Sebastien Bourdais scored his first unified IndyCar win in 2014, and followed that up with a pair of wins in 2015. For a small team like KVSH Racing, that’s the best-case-scenario for any season. KVSH is too small to compete with Team Penske and Ganassi Racing for a championship;winning a few races each year is a realistic goal. Bourdais has a chance to win several races in 2016, especially with his skill on road races.
For Bourdais fans interested in the final point standings, there’s reason to be optimistic about 2016. Bourdais finished tenth in points in both 2014 and 2015, and based on his average road course finish last year, he has the potential to do a bit better in the future. Bourdais averaged a 14th place finish on road courses in 2015, down from 8.0 in 2014. If he can keep his average finishes on ovals and street courses constant and return to earlier form on road courses, Bourdais could be seventh in points at the end of 2016.

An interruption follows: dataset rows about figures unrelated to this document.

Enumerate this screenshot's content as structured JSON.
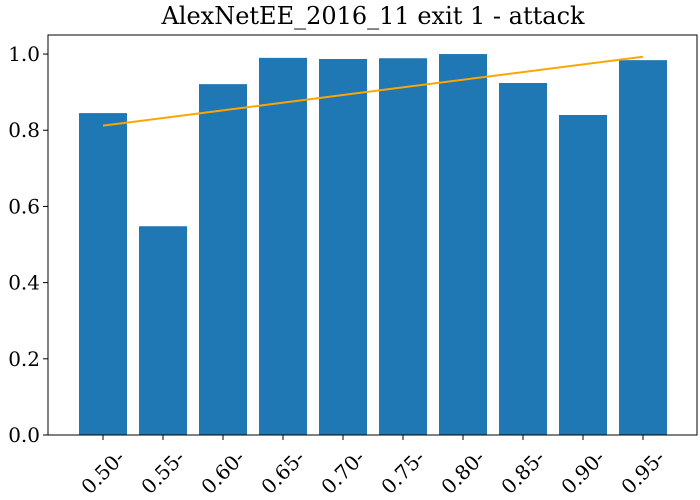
{
  "chart_data": {
    "type": "bar",
    "title": "AlexNetEE_2016_11 exit 1 - attack",
    "xlabel": "",
    "ylabel": "",
    "categories": [
      "0.50-",
      "0.55-",
      "0.60-",
      "0.65-",
      "0.70-",
      "0.75-",
      "0.80-",
      "0.85-",
      "0.90-",
      "0.95-"
    ],
    "values": [
      0.845,
      0.548,
      0.921,
      0.99,
      0.987,
      0.989,
      1.0,
      0.924,
      0.84,
      0.984
    ],
    "trend_line": {
      "start": 0.812,
      "end": 0.993
    },
    "ylim": [
      0,
      1.05
    ],
    "yticks": [
      "0.0",
      "0.2",
      "0.4",
      "0.6",
      "0.8",
      "1.0"
    ],
    "grid": false,
    "legend": "none",
    "colors": {
      "bar": "#1f77b4",
      "trend": "#ffa500",
      "axis": "#000000"
    }
  }
}
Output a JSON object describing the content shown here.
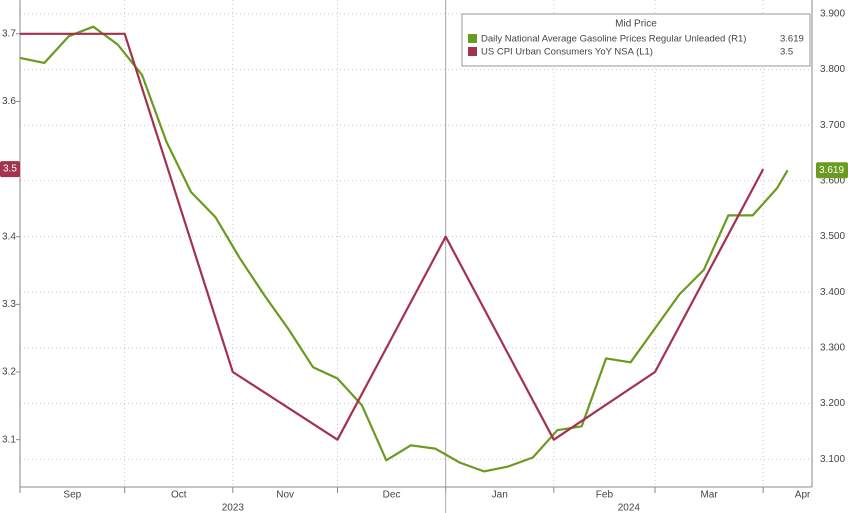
{
  "chart_data": {
    "type": "line",
    "legend_title": "Mid Price",
    "xlim": [
      "2023-09-01",
      "2024-04-15"
    ],
    "xticks": [
      {
        "value": "2023-09-01",
        "label": "Sep"
      },
      {
        "value": "2023-10-01",
        "label": "Oct"
      },
      {
        "value": "2023-11-01",
        "label": "Nov"
      },
      {
        "value": "2023-12-01",
        "label": "Dec"
      },
      {
        "value": "2024-01-01",
        "label": "Jan"
      },
      {
        "value": "2024-02-01",
        "label": "Feb"
      },
      {
        "value": "2024-03-01",
        "label": "Mar"
      },
      {
        "value": "2024-04-01",
        "label": "Apr"
      }
    ],
    "xticks2": [
      {
        "value": "2023-09-01",
        "label": "2023"
      },
      {
        "value": "2024-01-01",
        "label": "2024"
      }
    ],
    "ylim": [
      3.03,
      3.75
    ],
    "yticks": [
      3.1,
      3.2,
      3.3,
      3.4,
      3.5,
      3.6,
      3.7
    ],
    "y2lim": [
      3.05,
      3.925
    ],
    "y2ticks": [
      {
        "value": 3.1,
        "label": "3.100"
      },
      {
        "value": 3.2,
        "label": "3.200"
      },
      {
        "value": 3.3,
        "label": "3.300"
      },
      {
        "value": 3.4,
        "label": "3.400"
      },
      {
        "value": 3.5,
        "label": "3.500"
      },
      {
        "value": 3.6,
        "label": "3.600"
      },
      {
        "value": 3.7,
        "label": "3.700"
      },
      {
        "value": 3.8,
        "label": "3.800"
      },
      {
        "value": 3.9,
        "label": "3.900"
      }
    ],
    "grid": true,
    "legend": "upper right",
    "series": [
      {
        "name": "Daily National Average Gasoline Prices Regular Unleaded  (R1)",
        "color": "#6a9a1f",
        "axis": "y2",
        "x": [
          "2023-09-01",
          "2023-09-08",
          "2023-09-15",
          "2023-09-22",
          "2023-09-29",
          "2023-10-06",
          "2023-10-13",
          "2023-10-20",
          "2023-10-27",
          "2023-11-03",
          "2023-11-10",
          "2023-11-17",
          "2023-11-24",
          "2023-12-01",
          "2023-12-08",
          "2023-12-15",
          "2023-12-22",
          "2023-12-29",
          "2024-01-05",
          "2024-01-12",
          "2024-01-19",
          "2024-01-26",
          "2024-02-02",
          "2024-02-09",
          "2024-02-16",
          "2024-02-23",
          "2024-03-01",
          "2024-03-08",
          "2024-03-15",
          "2024-03-22",
          "2024-03-29",
          "2024-04-05",
          "2024-04-08"
        ],
        "values": [
          3.821,
          3.812,
          3.86,
          3.877,
          3.845,
          3.79,
          3.67,
          3.58,
          3.535,
          3.461,
          3.395,
          3.333,
          3.265,
          3.245,
          3.197,
          3.098,
          3.125,
          3.119,
          3.094,
          3.078,
          3.087,
          3.103,
          3.152,
          3.159,
          3.281,
          3.274,
          3.335,
          3.396,
          3.44,
          3.538,
          3.538,
          3.587,
          3.619
        ]
      },
      {
        "name": "US CPI Urban Consumers YoY NSA  (L1)",
        "color": "#a3324f",
        "axis": "y",
        "x": [
          "2023-09-01",
          "2023-10-01",
          "2023-11-01",
          "2023-12-01",
          "2024-01-01",
          "2024-02-01",
          "2024-03-01",
          "2024-04-01"
        ],
        "values": [
          3.7,
          3.7,
          3.2,
          3.1,
          3.4,
          3.1,
          3.2,
          3.5
        ]
      }
    ]
  }
}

I’m slightly concerned about what will happen to Bourdais’ win total if Honda cars are roughly equal to the Chevrolets in 2016. Improved Honda cars would likely mean more wins for Honda drivers. IndyCar is a zero sum game, so those additional Honda wins have to come at the expense of Chevrolet drivers. Bourdais drives for one of the smaller Chevrolet teams that won a race last year, so it wouldn’t be a total surprise if his wins decline in 2016.
Potential weakness: ovals
Bourdais isn’t strong enough on ovals to challenge for a championship. He had his best average oval finish in four years in 2015, but the average was only 12.0. In his defence, his average oval finish improved by over three positions each of the last two years, so he does seem to be getting more comfortable on ovals.

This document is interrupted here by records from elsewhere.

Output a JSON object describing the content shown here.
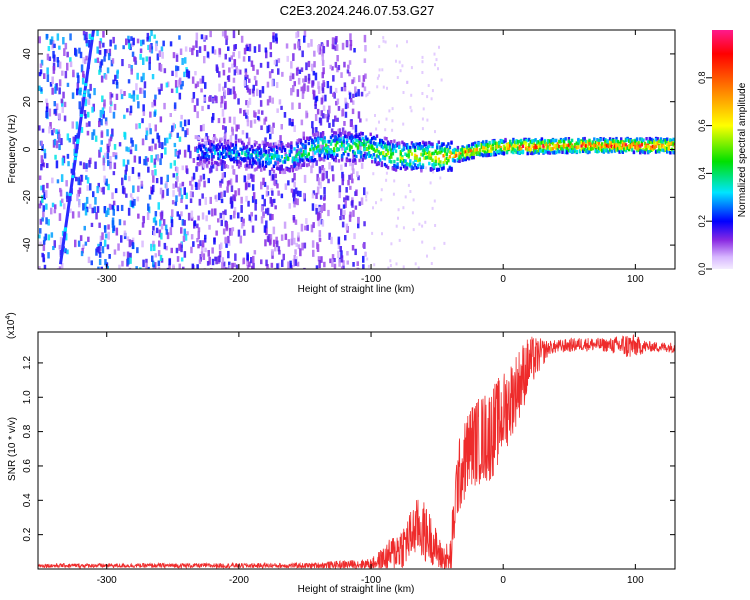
{
  "title": "C2E3.2024.246.07.53.G27",
  "chart_data": [
    {
      "type": "heatmap",
      "xlabel": "Height of straight line (km)",
      "ylabel": "Frequency (Hz)",
      "xlim": [
        -352,
        130
      ],
      "ylim": [
        -50,
        50
      ],
      "x_ticks": [
        -300,
        -200,
        -100,
        0,
        100
      ],
      "y_ticks": [
        -40,
        -20,
        0,
        20,
        40
      ],
      "colorbar": {
        "label": "Normalized spectral amplitude",
        "range": [
          0,
          1
        ],
        "ticks": [
          "0.0",
          "0.2",
          "0.4",
          "0.6",
          "0.8"
        ],
        "tick_values": [
          0.0,
          0.2,
          0.4,
          0.6,
          0.8
        ],
        "colors": [
          "#ffffff",
          "#d7b6ff",
          "#8a2be2",
          "#0000ff",
          "#00e5ff",
          "#00e000",
          "#ffff00",
          "#ff8000",
          "#ff0000",
          "#ff1a8c"
        ]
      },
      "noise_band": {
        "x": [
          -352,
          -105
        ],
        "density_amplitude": 0.3
      },
      "track": [
        {
          "x": -335,
          "y": -48
        },
        {
          "x": -310,
          "y": 50
        }
      ],
      "signal_centerline": [
        {
          "x": -232,
          "y": -1,
          "amp": 0.3
        },
        {
          "x": -200,
          "y": -2,
          "amp": 0.35
        },
        {
          "x": -165,
          "y": -4,
          "amp": 0.45
        },
        {
          "x": -140,
          "y": 1,
          "amp": 0.5
        },
        {
          "x": -105,
          "y": 1,
          "amp": 0.55
        },
        {
          "x": -80,
          "y": -3,
          "amp": 0.6
        },
        {
          "x": -60,
          "y": -3,
          "amp": 0.7
        },
        {
          "x": -40,
          "y": -3,
          "amp": 0.8
        },
        {
          "x": -20,
          "y": 0,
          "amp": 0.85
        },
        {
          "x": 0,
          "y": 1,
          "amp": 0.9
        },
        {
          "x": 50,
          "y": 1.5,
          "amp": 0.9
        },
        {
          "x": 90,
          "y": 1.5,
          "amp": 0.95
        },
        {
          "x": 130,
          "y": 1.5,
          "amp": 0.92
        }
      ]
    },
    {
      "type": "line",
      "xlabel": "Height of straight line (km)",
      "ylabel": "SNR (10 * v/v)",
      "y_multiplier": "(x10",
      "y_multiplier_exp": "4",
      "xlim": [
        -352,
        130
      ],
      "ylim": [
        0,
        1.38
      ],
      "x_ticks": [
        -300,
        -200,
        -100,
        0,
        100
      ],
      "y_ticks": [
        0.2,
        0.4,
        0.6,
        0.8,
        1.0,
        1.2
      ],
      "y_tick_labels": [
        "0.2",
        "0.4",
        "0.6",
        "0.8",
        "1.0",
        "1.2"
      ],
      "color": "#ee2b2b",
      "series_envelope": [
        {
          "x": -352,
          "y": 0.02
        },
        {
          "x": -150,
          "y": 0.02
        },
        {
          "x": -100,
          "y": 0.03
        },
        {
          "x": -90,
          "y": 0.06
        },
        {
          "x": -75,
          "y": 0.14
        },
        {
          "x": -65,
          "y": 0.25
        },
        {
          "x": -55,
          "y": 0.18
        },
        {
          "x": -48,
          "y": 0.08
        },
        {
          "x": -40,
          "y": 0.03
        },
        {
          "x": -35,
          "y": 0.5
        },
        {
          "x": -25,
          "y": 0.72
        },
        {
          "x": -10,
          "y": 0.78
        },
        {
          "x": 0,
          "y": 0.9
        },
        {
          "x": 10,
          "y": 1.05
        },
        {
          "x": 20,
          "y": 1.2
        },
        {
          "x": 35,
          "y": 1.29
        },
        {
          "x": 60,
          "y": 1.31
        },
        {
          "x": 90,
          "y": 1.3
        },
        {
          "x": 130,
          "y": 1.29
        }
      ],
      "noise_scale": [
        {
          "x": -352,
          "n": 0.012
        },
        {
          "x": -150,
          "n": 0.015
        },
        {
          "x": -100,
          "n": 0.03
        },
        {
          "x": -80,
          "n": 0.12
        },
        {
          "x": -60,
          "n": 0.18
        },
        {
          "x": -45,
          "n": 0.08
        },
        {
          "x": -35,
          "n": 0.22
        },
        {
          "x": -10,
          "n": 0.28
        },
        {
          "x": 15,
          "n": 0.2
        },
        {
          "x": 35,
          "n": 0.04
        },
        {
          "x": 80,
          "n": 0.04
        },
        {
          "x": 95,
          "n": 0.08
        },
        {
          "x": 110,
          "n": 0.03
        },
        {
          "x": 130,
          "n": 0.03
        }
      ]
    }
  ]
}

The question Newgarden will answer in 2016 is whether he can continue the season-to-season improvement he’s shown during his first four IndyCar seasons. Newgarden earned his first two career wins in 2015, so he would ideally win at least another pair of races and begin to show more consistency from race to race.

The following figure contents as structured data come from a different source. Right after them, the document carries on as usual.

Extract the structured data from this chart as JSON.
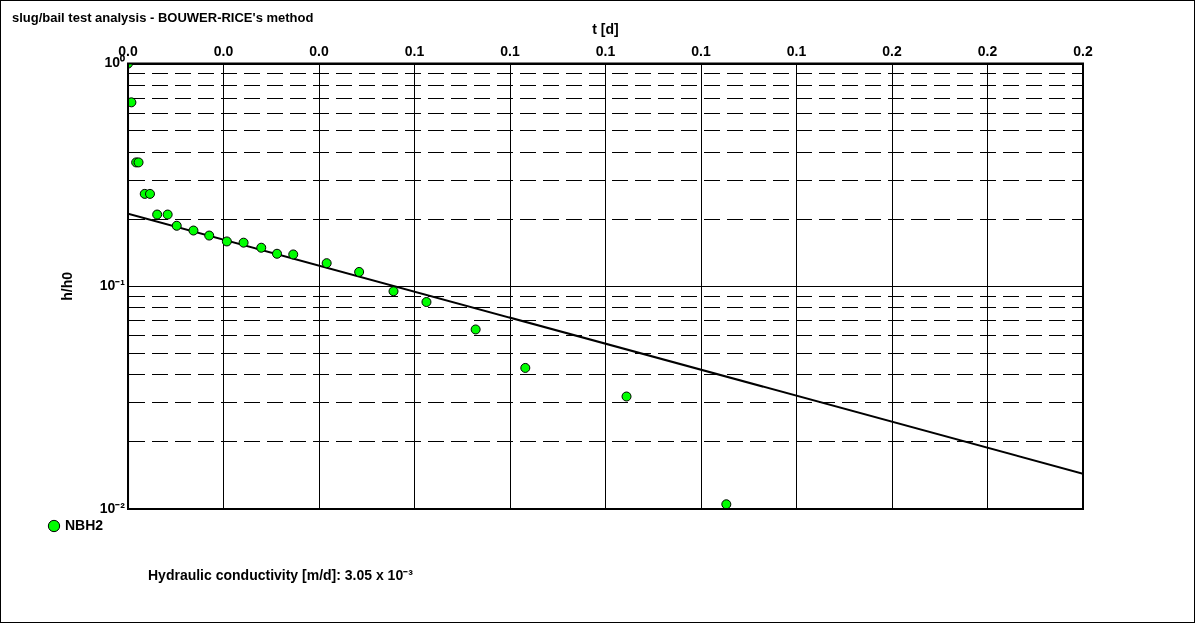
{
  "chart_data": {
    "type": "scatter",
    "title": "slug/bail test analysis - BOUWER-RICE's method",
    "xlabel": "t [d]",
    "ylabel": "h/h0",
    "xlim": [
      0,
      0.2
    ],
    "xticks": [
      {
        "value": 0,
        "label": "0.0"
      },
      {
        "value": 0.02,
        "label": "0.0"
      },
      {
        "value": 0.04,
        "label": "0.0"
      },
      {
        "value": 0.06,
        "label": "0.1"
      },
      {
        "value": 0.08,
        "label": "0.1"
      },
      {
        "value": 0.1,
        "label": "0.1"
      },
      {
        "value": 0.12,
        "label": "0.1"
      },
      {
        "value": 0.14,
        "label": "0.1"
      },
      {
        "value": 0.16,
        "label": "0.2"
      },
      {
        "value": 0.18,
        "label": "0.2"
      },
      {
        "value": 0.2,
        "label": "0.2"
      }
    ],
    "ylim": [
      0.01,
      1
    ],
    "yticks": [
      {
        "value": 0.01,
        "label": "10⁻²"
      },
      {
        "value": 0.02,
        "label": null
      },
      {
        "value": 0.03,
        "label": null
      },
      {
        "value": 0.04,
        "label": null
      },
      {
        "value": 0.05,
        "label": null
      },
      {
        "value": 0.06,
        "label": null
      },
      {
        "value": 0.07,
        "label": null
      },
      {
        "value": 0.08,
        "label": null
      },
      {
        "value": 0.09,
        "label": null
      },
      {
        "value": 0.1,
        "label": "10⁻¹"
      },
      {
        "value": 0.2,
        "label": null
      },
      {
        "value": 0.3,
        "label": null
      },
      {
        "value": 0.4,
        "label": null
      },
      {
        "value": 0.5,
        "label": null
      },
      {
        "value": 0.6,
        "label": null
      },
      {
        "value": 0.7,
        "label": null
      },
      {
        "value": 0.8,
        "label": null
      },
      {
        "value": 0.9,
        "label": null
      },
      {
        "value": 1,
        "label": "10⁰"
      }
    ],
    "log": "y",
    "grid": true,
    "legend": "bottom left",
    "marker": "circle",
    "series": [
      {
        "name": "NBH2",
        "color": "#00ff00",
        "x": [
          0,
          0.0007,
          0.0017,
          0.0022,
          0.0035,
          0.0046,
          0.0061,
          0.0083,
          0.0102,
          0.0137,
          0.017,
          0.0207,
          0.0242,
          0.0279,
          0.0312,
          0.0346,
          0.0416,
          0.0484,
          0.0556,
          0.0625,
          0.0728,
          0.0832,
          0.1044,
          0.1253
        ],
        "values": [
          1.0,
          0.67,
          0.36,
          0.36,
          0.26,
          0.26,
          0.21,
          0.21,
          0.187,
          0.178,
          0.169,
          0.159,
          0.157,
          0.149,
          0.14,
          0.139,
          0.127,
          0.116,
          0.095,
          0.085,
          0.064,
          0.043,
          0.032,
          0.0105
        ]
      },
      {
        "type": "line",
        "marker": "none",
        "color": "#000000",
        "x": [
          0,
          0.2
        ],
        "values": [
          0.212,
          0.0144
        ]
      }
    ],
    "annotations": [
      "Hydraulic conductivity [m/d]:  3.05 x 10⁻³"
    ]
  }
}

Potential weakness: consistency
Newgarden had 11 finishes of ninth or worse in 2015. That’s a non-issue for a driver who isn’t competing for a championship, but I’m holding Newgarden to a higher standard. If Newgarden wants to grow into a championship contender in a few years, he’ll need to score more points on the days he doesn’t win. He proved that he’s capable of winning and running well last year. His next step is to run well more often than not. It’s an arbitrary number, but Newgarden should aim to have eight or fewer finishes of ninth or worse in 2016.